= Sexual Assault Nurse Examiner =

Forensic qualification in the US

A Sexual Assault Nurse Examiner (SANE) is a qualification for forensic nurses who have received special training to conduct sexual assault evidentiary exams for rape victims in the United States.

==History of the Sexual Assault Nurse Examiner==
The program development for SANEs began in the mid-1970s in the United States. The need existed for a more comprehensive sexual assault exam that could produce better patient outcomes.

==What SANEs do==
Sexual Assault Nurse Examiners are nurses who have received special training to conduct sexual assault evidentiary exams for rape victims in the United States. SANE nurses are specially trained in the medical, psychological, and forensic examination of a sexual assault victim. There are two different credentials available under the SANE designation: SANE-A for adult and adolescent examiners, and SANE-P, which is specifically for pediatric victims.

Not all, but many SANE programs are coordinated by rape crisis centers in place of a hospital. Some programs are employed by law enforcement and conduct their exams at stand alone sites, not in an emergency department (ED). SANEs are on call 24-hours a day and may arrive at the hospital ED within an hour of a sexual assault victim's arrival. Some programs will wait until the patient has had a medical screening exam (MSE) and subsequently have law enforcement bring a stable patient to the sexual assault response team (SART) site for their exam. If the patient is in critical condition and admitted to the hospital, the SANE can perform a 'mobile exam' and bring their exam supplies and camera to the hospital. In addition to the collection of forensic evidence, they also provide access to crisis intervention counseling, STI testing, drug testing if drug-facilitated rape is suspected, and emergency contraception. A SANE will also supply medical referrals for additional medical care or possible follow ups to document how they are healing.

==Training==
SANE nurses are required to complete at least 40 hours of class or online coursework, and anywhere from 40 to 96 hours of hands on clinical training before being approved to sit for the certification exam. The International Association of Forensic Nursing (IAFN), has set criteria for educators to follow. SANE must have 2 years of RN experience prior to application for the exam. Certification in SANE nursing includes training in forensic examination, including forensic photography, and the use of specialized exam equipment.

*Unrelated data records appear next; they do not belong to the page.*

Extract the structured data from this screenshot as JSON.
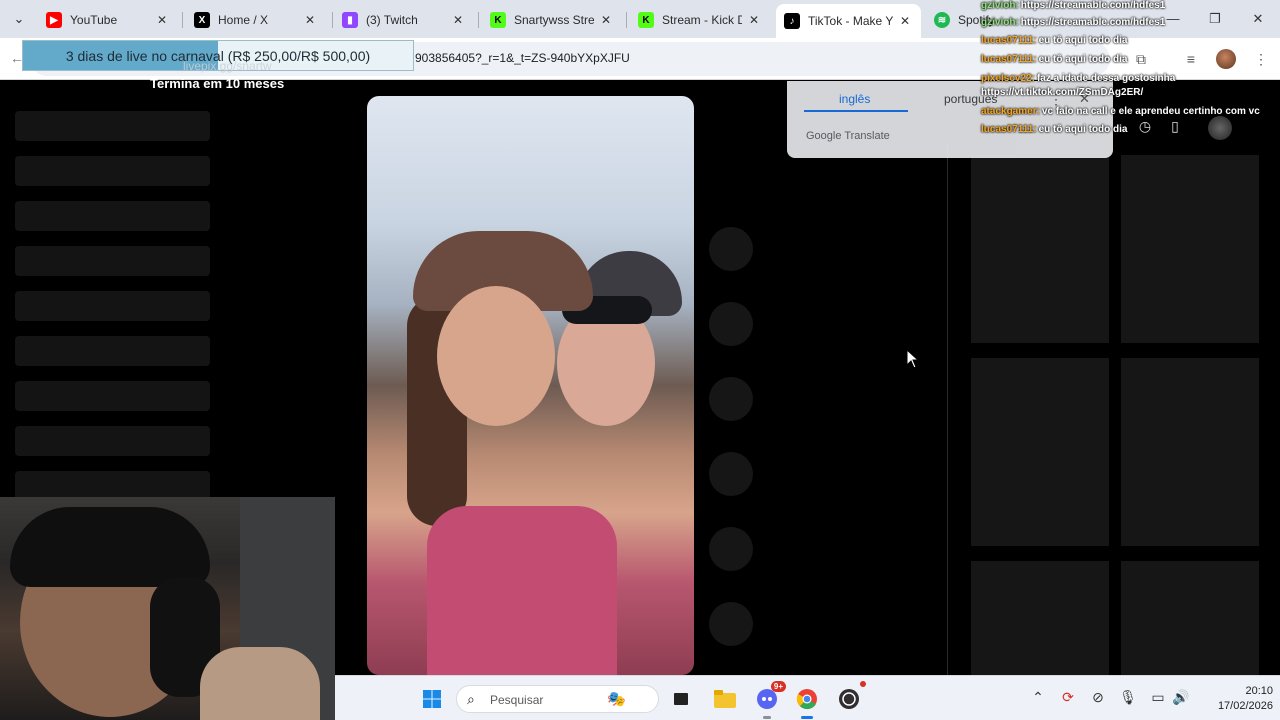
{
  "tabs": [
    {
      "label": "YouTube",
      "icon": "youtube-icon",
      "color": "#ff0000"
    },
    {
      "label": "Home / X",
      "icon": "x-icon",
      "color": "#000000"
    },
    {
      "label": "(3) Twitch",
      "icon": "twitch-icon",
      "color": "#9146ff"
    },
    {
      "label": "Snartywss Strea",
      "icon": "kick-icon",
      "color": "#53fc18"
    },
    {
      "label": "Stream - Kick D",
      "icon": "kick-icon",
      "color": "#53fc18"
    },
    {
      "label": "TikTok - Make Y",
      "icon": "tiktok-icon",
      "color": "#000000"
    },
    {
      "label": "Spotify",
      "icon": "spotify-icon",
      "color": "#1db954"
    }
  ],
  "address": {
    "url": "903856405?_r=1&_t=ZS-940bYXpXJFU"
  },
  "sub_goal": {
    "text": "3 dias de live no carnaval (R$ 250,00/R$ 500,00)",
    "progress": 0.5,
    "overlay_url": "livepix.gg/snartw",
    "ends": "Termina em 10 meses"
  },
  "translate": {
    "tab_source": "inglês",
    "tab_target": "portugues",
    "brand": "Google Translate"
  },
  "chat": [
    {
      "user": "gzivioh:",
      "text": "https://streamable.com/hdfes1",
      "color": "#8fe07a"
    },
    {
      "user": "gzivioh:",
      "text": "https://streamable.com/hdfes1",
      "color": "#8fe07a"
    },
    {
      "user": "lucas07111:",
      "text": "eu tô aqui todo dia",
      "color": "#f5a623"
    },
    {
      "user": "lucas07111:",
      "text": "eu tô aqui todo dia",
      "color": "#f5a623"
    },
    {
      "user": "pixelscv22:",
      "text": "faz a idade dessa gostosinha",
      "color": "#f5a623"
    },
    {
      "user": "",
      "text": "https://vt.tiktok.com/ZSmDAg2ER/",
      "color": "#ffffff"
    },
    {
      "user": "atackgamer:",
      "text": "vc falo na call e ele aprendeu certinho com vc",
      "color": "#f5a623"
    },
    {
      "user": "lucas07111:",
      "text": "eu tô aqui todo dia",
      "color": "#f5a623"
    }
  ],
  "taskbar": {
    "search_placeholder": "Pesquisar",
    "discord_badge": "9+",
    "clock_time": "20:10",
    "clock_date": "17/02/2026"
  }
}
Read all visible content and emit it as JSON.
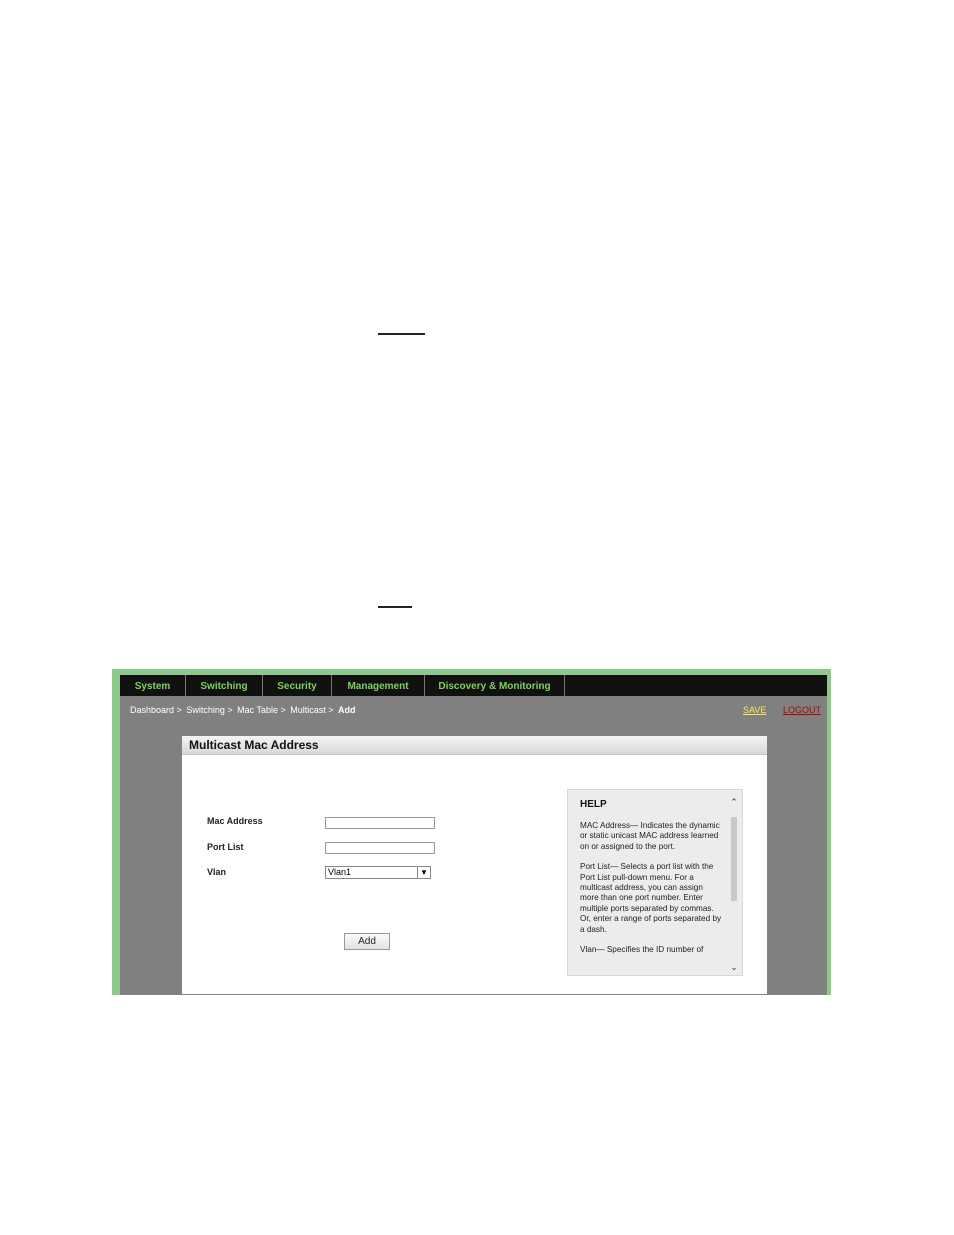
{
  "nav": {
    "items": [
      {
        "label": "System"
      },
      {
        "label": "Switching"
      },
      {
        "label": "Security"
      },
      {
        "label": "Management"
      },
      {
        "label": "Discovery & Monitoring"
      }
    ]
  },
  "breadcrumb": {
    "items": [
      "Dashboard >",
      "Switching >",
      "Mac Table >",
      "Multicast >"
    ],
    "current": "Add"
  },
  "header_links": {
    "save": "SAVE",
    "logout": "LOGOUT"
  },
  "panel": {
    "title": "Multicast Mac Address",
    "form": {
      "mac_label": "Mac Address",
      "mac_value": "",
      "port_label": "Port List",
      "port_value": "",
      "vlan_label": "Vlan",
      "vlan_selected": "Vlan1",
      "add_label": "Add"
    }
  },
  "help": {
    "title": "HELP",
    "p1": "MAC Address— Indicates the dynamic or static unicast MAC address learned on or assigned to the port.",
    "p2": "Port List— Selects a port list with the Port List pull-down menu. For a multicast address, you can assign more than one port number. Enter multiple ports separated by commas. Or, enter a range of ports separated by a dash.",
    "p3": "Vlan— Specifies the ID number of"
  },
  "colors": {
    "nav_text": "#7dd35c",
    "save": "#ffe84a",
    "logout": "#b00000",
    "frame": "#8fc98a"
  }
}
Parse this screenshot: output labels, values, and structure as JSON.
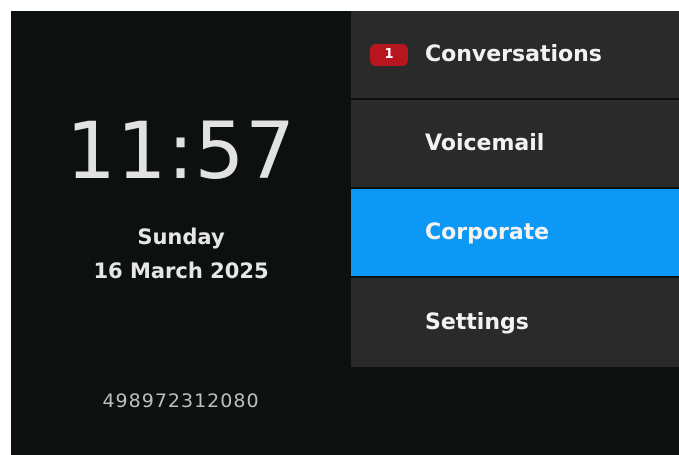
{
  "clock": {
    "time": "11:57",
    "weekday": "Sunday",
    "date": "16 March 2025"
  },
  "device": {
    "number": "498972312080"
  },
  "menu": {
    "items": [
      {
        "label": "Conversations",
        "badge": "1",
        "selected": false
      },
      {
        "label": "Voicemail",
        "selected": false
      },
      {
        "label": "Corporate",
        "selected": true
      },
      {
        "label": "Settings",
        "selected": false
      }
    ]
  },
  "colors": {
    "background": "#0c110f",
    "menu_item": "#2a2a2a",
    "selected": "#0e98f5",
    "badge": "#b8161e"
  }
}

SANEs also receive training in the screening and treatment of sexually transmitted infections (STIs), pregnancy prophylaxis, and providing testimony in court.

==Sexual Assault Response Team==
SANEs are often included as part of an interdisciplinary team known as a Sexual Assault Response Team (SART). This is a group of individuals that come together from different areas, such as the medical community, law enforcement, and victim advocacy groups, to help sexual assault victims post assault. Assistance may include forensic evidence collection, legal expertise, and emotional support. Many SARTs also participate in their local communities addressing the prevention of sexual assault and various related issues.